6. Il résulte des articles 3 de la loi n° 70-9 du 2 janvier 1970 et 39 du décret n° 72-678 du 20 juillet 1972, d'une part, que la garantie financière exigée des personnes exerçant des activités relatives à certaines opérations portant sur les immeubles et les fonds de commerce s'applique à toute créance ayant pour origine un versement, ou une remise, effectué à l'occasion de l'une de ces opérations, d'autre part, qu'elle produit effet sur les seules justifications que la créance est certaine, liquide et exigible, et que la personne garantie est défaillante, quelle que soit la cause de cette défaillance.

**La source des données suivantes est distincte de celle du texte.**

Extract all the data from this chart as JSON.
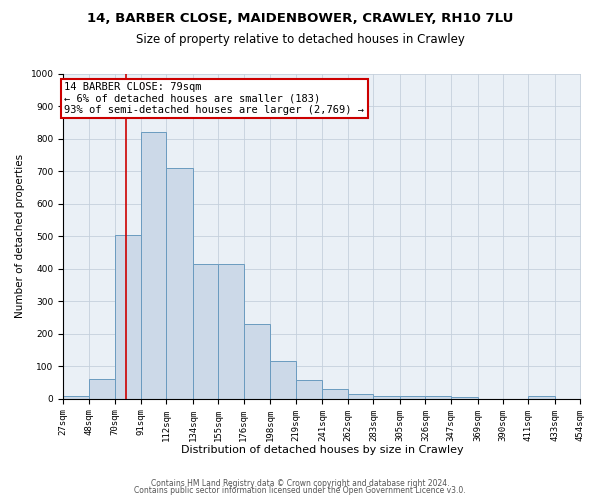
{
  "title1": "14, BARBER CLOSE, MAIDENBOWER, CRAWLEY, RH10 7LU",
  "title2": "Size of property relative to detached houses in Crawley",
  "xlabel": "Distribution of detached houses by size in Crawley",
  "ylabel": "Number of detached properties",
  "bin_edges": [
    27,
    48,
    70,
    91,
    112,
    134,
    155,
    176,
    198,
    219,
    241,
    262,
    283,
    305,
    326,
    347,
    369,
    390,
    411,
    433,
    454
  ],
  "bar_heights": [
    8,
    62,
    505,
    820,
    710,
    415,
    415,
    230,
    115,
    57,
    30,
    14,
    10,
    8,
    8,
    5,
    0,
    0,
    8,
    0
  ],
  "bar_color": "#ccd9e8",
  "bar_edge_color": "#6a9bbf",
  "grid_color": "#c5d0dc",
  "background_color": "#eaf0f6",
  "vline_x": 79,
  "vline_color": "#cc0000",
  "annotation_text": "14 BARBER CLOSE: 79sqm\n← 6% of detached houses are smaller (183)\n93% of semi-detached houses are larger (2,769) →",
  "annotation_box_color": "#cc0000",
  "annotation_facecolor": "white",
  "ylim": [
    0,
    1000
  ],
  "yticks": [
    0,
    100,
    200,
    300,
    400,
    500,
    600,
    700,
    800,
    900,
    1000
  ],
  "footer1": "Contains HM Land Registry data © Crown copyright and database right 2024.",
  "footer2": "Contains public sector information licensed under the Open Government Licence v3.0.",
  "title1_fontsize": 9.5,
  "title2_fontsize": 8.5,
  "xlabel_fontsize": 8,
  "ylabel_fontsize": 7.5,
  "tick_fontsize": 6.5,
  "annotation_fontsize": 7.5,
  "footer_fontsize": 5.5
}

7. Ayant souverainement retenu que l'existence d'un détournement de fonds à hauteur de 231 627,22 euros au préjudice du syndicat des copropriétaires était établie, notamment par un audit comptable et l'admission à titre définitif par le juge commissaire de la créance pour ce même montant, et relevé que la société ACIM n'avait pas restitué les fonds malgré mise en demeure, la cour d'appel, qui n'était pas tenue de répondre aux conclusions inopérantes relatives à l'existence de fautes de gestion de la société ACIM et aux conséquences en découlant quant aux garanties susceptibles d'être mises en oeuvre, en a déduit à bon droit, sans trancher de contestation sérieuse, que l'obligation de garantie n'était pas sérieusement contestable et pouvait donner lieu à l'allocation d'une provision.

8. Le moyen n'est donc pas fondé.

PAR CES MOTIFS, la Cour :

REJETTE le pourvoi ;

Condamne la société Compagnie européenne de garanties et cautions aux dépens ;

En application de l'article 700 du code de procédure civile, rejette la demande formée par la société Compagnie européenne de garanties et cautions et la condamne à payer la somme de 1 000 euros à la société Allianz IARD, celle de 1 000 euros à la société Etude Bouvet-Guyonnet en qualité de mandataire liquidateur de la société Agences Chauvin immobilier Maurienne et celle de 3 000 euros au syndicat des copropriétaires de « l'ensemble immobilier » [Localité 5] ;

Ainsi fait et jugé par la Cour de cassation, troisième chambre civile, et prononcé par le président en son audience publique du treize juillet deux mille vingt-trois.